OK, so that’s more of a primal sound, a sigh of apathetic agreement if you will.
But before you call on the Pony Express (this is the Ol’ West right?) and prepare the hate mail, let me finish. I grew up in Montana, Great Falls to be exact, the home of the Montana State Fair.
And that’s really what Round-Up felt like to me, one giant fair, and nothing I hadn’t seen before. There were cowboys, skantily clad ladyfolk and drunks upon drunks upon some randoms that looked like carnies.
So really we can chalk that one up to unrealistic expectations. Folks had described this event as a near second-coming type thing, a religious experience like seeing Jesus in a cowboy hat.
Which may be true if you’ve gorged yourself on enough fry bread and Let ’er Buck Room wares, I suppose.
As for the rodeo itself, it’s big, it’s loud and it’s often. I can appreciate that, what it takes to organize an event of this size with so many volunteers. They probably had the only job this week busier and more hectic than I did in covering the Round-Up — honorable mention goes to any bartender in town.

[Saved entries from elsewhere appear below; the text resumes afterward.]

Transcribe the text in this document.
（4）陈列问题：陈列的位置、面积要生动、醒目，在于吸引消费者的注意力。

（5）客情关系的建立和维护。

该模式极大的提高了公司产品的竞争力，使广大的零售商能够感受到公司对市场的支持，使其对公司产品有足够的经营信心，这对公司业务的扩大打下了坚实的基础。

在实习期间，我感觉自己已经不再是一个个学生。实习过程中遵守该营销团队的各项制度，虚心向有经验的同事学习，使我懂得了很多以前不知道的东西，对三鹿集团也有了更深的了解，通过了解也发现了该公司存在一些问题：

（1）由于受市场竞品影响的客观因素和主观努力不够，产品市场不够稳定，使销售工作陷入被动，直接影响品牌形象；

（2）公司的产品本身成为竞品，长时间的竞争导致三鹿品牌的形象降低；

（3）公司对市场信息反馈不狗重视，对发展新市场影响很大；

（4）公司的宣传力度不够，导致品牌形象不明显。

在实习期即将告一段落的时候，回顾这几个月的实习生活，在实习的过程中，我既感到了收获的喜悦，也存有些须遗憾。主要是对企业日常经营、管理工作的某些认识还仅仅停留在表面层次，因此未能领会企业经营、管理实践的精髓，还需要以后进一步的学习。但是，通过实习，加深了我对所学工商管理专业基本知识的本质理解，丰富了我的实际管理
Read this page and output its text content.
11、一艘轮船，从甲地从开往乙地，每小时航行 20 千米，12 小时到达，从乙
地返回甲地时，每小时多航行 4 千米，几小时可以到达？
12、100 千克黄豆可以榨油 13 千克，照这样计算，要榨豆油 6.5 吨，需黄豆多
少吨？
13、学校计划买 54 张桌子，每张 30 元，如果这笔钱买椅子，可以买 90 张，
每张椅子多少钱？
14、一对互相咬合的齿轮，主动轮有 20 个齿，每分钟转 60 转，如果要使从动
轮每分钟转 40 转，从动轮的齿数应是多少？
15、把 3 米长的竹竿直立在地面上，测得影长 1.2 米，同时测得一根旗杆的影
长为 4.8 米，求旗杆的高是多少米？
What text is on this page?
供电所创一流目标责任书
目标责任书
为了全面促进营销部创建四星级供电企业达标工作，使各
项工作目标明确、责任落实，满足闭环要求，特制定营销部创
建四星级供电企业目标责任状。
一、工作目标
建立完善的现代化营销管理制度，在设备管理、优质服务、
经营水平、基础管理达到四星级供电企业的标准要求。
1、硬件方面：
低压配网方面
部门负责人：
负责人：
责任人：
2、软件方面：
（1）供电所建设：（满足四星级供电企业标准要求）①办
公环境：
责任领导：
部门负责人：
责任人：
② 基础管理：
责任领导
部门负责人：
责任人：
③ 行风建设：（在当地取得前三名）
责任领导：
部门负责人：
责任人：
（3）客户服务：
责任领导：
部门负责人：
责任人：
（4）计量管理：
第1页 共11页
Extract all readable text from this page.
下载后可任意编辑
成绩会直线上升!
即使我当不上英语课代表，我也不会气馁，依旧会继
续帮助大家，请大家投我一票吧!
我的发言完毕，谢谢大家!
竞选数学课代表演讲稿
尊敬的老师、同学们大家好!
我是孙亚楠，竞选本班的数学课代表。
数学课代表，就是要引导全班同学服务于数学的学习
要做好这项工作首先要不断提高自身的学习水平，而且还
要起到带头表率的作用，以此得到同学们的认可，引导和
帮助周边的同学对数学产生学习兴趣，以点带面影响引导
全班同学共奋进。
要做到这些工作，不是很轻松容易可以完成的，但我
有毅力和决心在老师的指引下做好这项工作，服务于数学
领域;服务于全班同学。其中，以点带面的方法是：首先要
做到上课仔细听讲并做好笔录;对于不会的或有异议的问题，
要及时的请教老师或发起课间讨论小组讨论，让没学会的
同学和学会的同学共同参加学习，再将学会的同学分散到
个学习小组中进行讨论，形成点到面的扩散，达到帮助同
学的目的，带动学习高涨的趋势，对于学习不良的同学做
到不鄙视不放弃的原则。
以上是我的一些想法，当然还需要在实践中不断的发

I mean seriously, I’m exhausted.
One final thought on cowboy boots. If you go from sneakers 360 days of the year to those bad boys like I did, there’s going to be consequences. I borrowed a pair from my old man, left over from his ranching days near Rocker, Mont., and they did a number on me.
The only things worse looking than the soles of those boots all covered in cow waste and tobacco spit, are the soles of my feet. Blisters on top of blisters (yeah, it’s possible) only overshadowed by mangled toes.
My feet look like a FEMA cleanup site left unattended.
Most importantly, now that the Round-Up monster is back into hibernation I can finally attend to the mountain of laundry and dishes I’ve neglected. Then I’ll try to sleep until October. It should be a little easier since Crabby’s isn’t pillaging the nights’ innocence quite so loudly anymore.